As finanças do Grêmio em 2017 (Foto: ÉPOCA)
Romildo Bolzan Júnior colocou o clube no topo da América, mas ainda precisa equacionar seu futuro financeiro. Não haverá como passar de 2018 sem entrar no eixo.
RODRIGO CAPELO
Não há glória maior para um clube brasileiro do que vencer a Libertadores – há, claro, a conquista do Mundial de Clubes, mas a concorrência europeia é tão desleal do ponto de vista financeiro que tal vitória tende a rarear. O Grêmio chegou lá. Dirigido pelo técnico Renato Gaúcho, o time tricolor festejou o título continental com exibições de gala e só perdeu em Abu Dhabi para o Real Madrid de Cristiano Ronaldo. É o tipo de desempenho esportivo que motiva algumas conclusões automáticas no imaginário popular. A primeira: a performance em alta deve ter feito o clube arrecadar como nunca antes em sua história. A segunda: tanto dinheiro, administrado por uma gestão reconhecidamente profissional como a gremista, só pode ensejar mais algumas temporadas de bons resultados em campo. Vamos com calma. No mundo real, o presidente Romildo Bolzan Júnior fará a grande final de sua administração só agora, em 2018.

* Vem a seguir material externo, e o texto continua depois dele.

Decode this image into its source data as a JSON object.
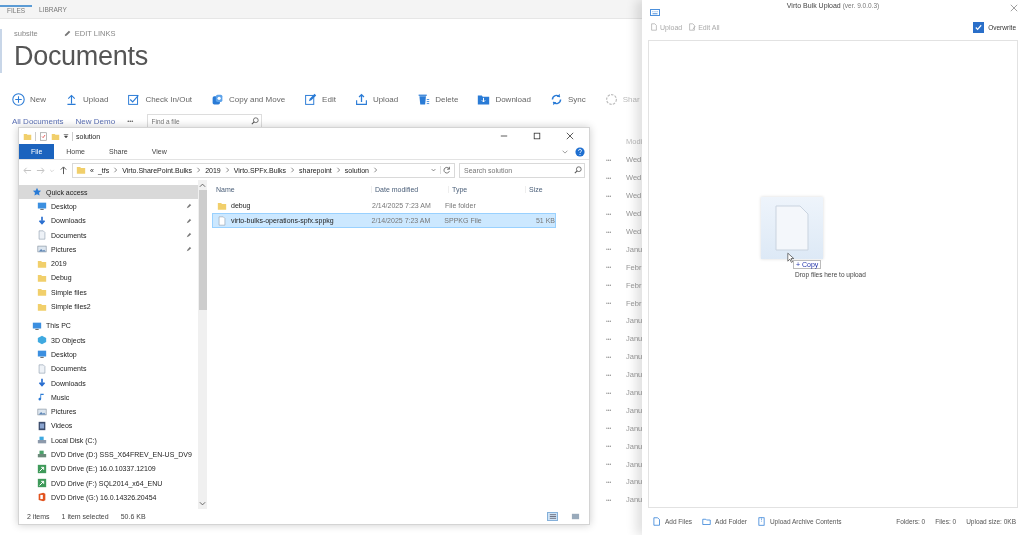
{
  "sharepoint": {
    "ribbon_tabs": [
      "FILES",
      "LIBRARY"
    ],
    "subsite": "subsite",
    "edit_links": "EDIT LINKS",
    "title": "Documents",
    "toolbar": [
      "New",
      "Upload",
      "Check In/Out",
      "Copy and Move",
      "Edit",
      "Upload",
      "Delete",
      "Download",
      "Sync",
      "Shar"
    ],
    "views": [
      "All Documents",
      "New Demo"
    ],
    "views_more": "•••",
    "search": {
      "placeholder": "Find a file"
    },
    "list_header": "Modi",
    "rows": [
      {
        "menu": "•••",
        "modified": "Wed"
      },
      {
        "menu": "•••",
        "modified": "Wed"
      },
      {
        "menu": "•••",
        "modified": "Wed"
      },
      {
        "menu": "•••",
        "modified": "Wed"
      },
      {
        "menu": "•••",
        "modified": "Wed"
      },
      {
        "menu": "•••",
        "modified": "Janu"
      },
      {
        "menu": "•••",
        "modified": "Febr"
      },
      {
        "menu": "•••",
        "modified": "Febr"
      },
      {
        "menu": "•••",
        "modified": "Febr"
      },
      {
        "menu": "•••",
        "modified": "Janu"
      },
      {
        "menu": "•••",
        "modified": "Janu"
      },
      {
        "menu": "•••",
        "modified": "Janu"
      },
      {
        "menu": "•••",
        "modified": "Janu"
      },
      {
        "menu": "•••",
        "modified": "Janu"
      },
      {
        "menu": "•••",
        "modified": "Janu"
      },
      {
        "menu": "•••",
        "modified": "Janu"
      },
      {
        "menu": "•••",
        "modified": "Janu"
      },
      {
        "menu": "•••",
        "modified": "Janu"
      },
      {
        "menu": "•••",
        "modified": "Janu"
      },
      {
        "menu": "•••",
        "modified": "Janu"
      }
    ]
  },
  "explorer": {
    "title": "solution",
    "ribbon_tabs": [
      {
        "label": "File",
        "selected": true
      },
      {
        "label": "Home",
        "selected": false
      },
      {
        "label": "Share",
        "selected": false
      },
      {
        "label": "View",
        "selected": false
      }
    ],
    "path_prefix": "«",
    "path": [
      "_tfs",
      "Virto.SharePoint.Bulks",
      "2019",
      "Virto.SPFx.Bulks",
      "sharepoint",
      "solution"
    ],
    "search": {
      "placeholder": "Search solution"
    },
    "nav": [
      {
        "label": "Quick access",
        "kind": "star",
        "selected": true,
        "children": [
          {
            "label": "Desktop",
            "kind": "desktop",
            "pinned": true
          },
          {
            "label": "Downloads",
            "kind": "download",
            "pinned": true
          },
          {
            "label": "Documents",
            "kind": "documents",
            "pinned": true
          },
          {
            "label": "Pictures",
            "kind": "pictures",
            "pinned": true
          },
          {
            "label": "2019",
            "kind": "folder",
            "pinned": false
          },
          {
            "label": "Debug",
            "kind": "folder",
            "pinned": false
          },
          {
            "label": "Simple files",
            "kind": "folder",
            "pinned": false
          },
          {
            "label": "Simple files2",
            "kind": "folder",
            "pinned": false
          }
        ]
      },
      {
        "label": "This PC",
        "kind": "pc",
        "selected": false,
        "children": [
          {
            "label": "3D Objects",
            "kind": "objects"
          },
          {
            "label": "Desktop",
            "kind": "desktop"
          },
          {
            "label": "Documents",
            "kind": "documents"
          },
          {
            "label": "Downloads",
            "kind": "download"
          },
          {
            "label": "Music",
            "kind": "music"
          },
          {
            "label": "Pictures",
            "kind": "pictures"
          },
          {
            "label": "Videos",
            "kind": "videos"
          },
          {
            "label": "Local Disk (C:)",
            "kind": "disk"
          },
          {
            "label": "DVD Drive (D:) SSS_X64FREV_EN-US_DV9",
            "kind": "dvd"
          },
          {
            "label": "DVD Drive (E:) 16.0.10337.12109",
            "kind": "setup"
          },
          {
            "label": "DVD Drive (F:) SQL2014_x64_ENU",
            "kind": "setup"
          },
          {
            "label": "DVD Drive (G:) 16.0.14326.20454",
            "kind": "office"
          }
        ]
      }
    ],
    "columns": [
      "Name",
      "Date modified",
      "Type",
      "Size"
    ],
    "files": [
      {
        "name": "debug",
        "kind": "folder",
        "date": "2/14/2025 7:23 AM",
        "type": "File folder",
        "selected": false
      },
      {
        "name": "virto-bulks-operations-spfx.sppkg",
        "kind": "file",
        "date": "2/14/2025 7:23 AM",
        "type": "SPPKG File",
        "size": "51 KB",
        "selected": true
      }
    ],
    "status": [
      "2 items",
      "1 item selected",
      "50.6 KB"
    ]
  },
  "upload_panel": {
    "title": "Virto Bulk Upload",
    "version": "(ver. 9.0.0.3)",
    "actions": [
      {
        "label": "Upload",
        "disabled": true
      },
      {
        "label": "Edit All",
        "disabled": true
      }
    ],
    "overwrite": {
      "label": "Overwrite",
      "checked": true
    },
    "drag_badge": "+ Copy",
    "hint": "Drop files here to upload",
    "footer_actions": [
      "Add Files",
      "Add Folder",
      "Upload Archive Contents"
    ],
    "stats": [
      "Folders: 0",
      "Files: 0",
      "Upload size: 0KB"
    ]
  }
}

O faturamento tricolor foi mesmo o mais alto de sua história até aqui, com R$ 341 milhões arrecadados em 2017, reajuste de 5% sobre o que havia conseguido em 2016. O aumento se justifica principalmente pelo brutal aumento nas transferências de atletas, mais especificamente a partida do atacante Pedro Rocha para o Spartak Moscou no segundo semestre. Há mais pontos positivos. O departamento de marketing gremista fez bom uso da conquista da Libertadores e elevou a receita comercial, composta por patrocínios, royalties e licenciamentos, para mais de R$ 71 milhões. Também incentivado pelo marketing, o quadro social terminou a temporada com quase 100 mil sócios adimplentes e colocou mais R$ 67 milhões nos cofres do clube. Todas as linhas de receita cresceram na temporada mais recente. Só não se pode supor que a arrecadação em alta e as vitórias em campo resolvem toda uma gestão.
De modo a incentivar o desempenho da equipe dirigida por Renato Gaúcho, Romildo aumentou os gastos com remunerações do elenco no decorrer da temporada. Ao todo, foram R$ 159 milhões despendidos em salários, bonificações e direitos de imagem no ano, 39% mais do que o clube tinha investido no ano anterior. Os custos administrativos também subiram. Se o cálculo parasse por aqui, aquela arrecadação do parágrafo anterior pagaria todas as despesas e ainda deixaria um excendente considerável, que poderia ser usado para investimentos de olho na temporada seguinte. Mas o cálculo não para. O Grêmio tem um passado custoso. As despesas financeiras, majoritariamente compostas por juros sobre empréstimos bancários contraídos pelo clube gaúcho, consumiram mais R$ 56 milhões. E aí aquele excedente, que era grande, ficou pequeno. Romildo terminou o ano no azul, com superávit de R$ 2,7 milhões, porém não conseguiu saldar tantas dívidas quanto poderia.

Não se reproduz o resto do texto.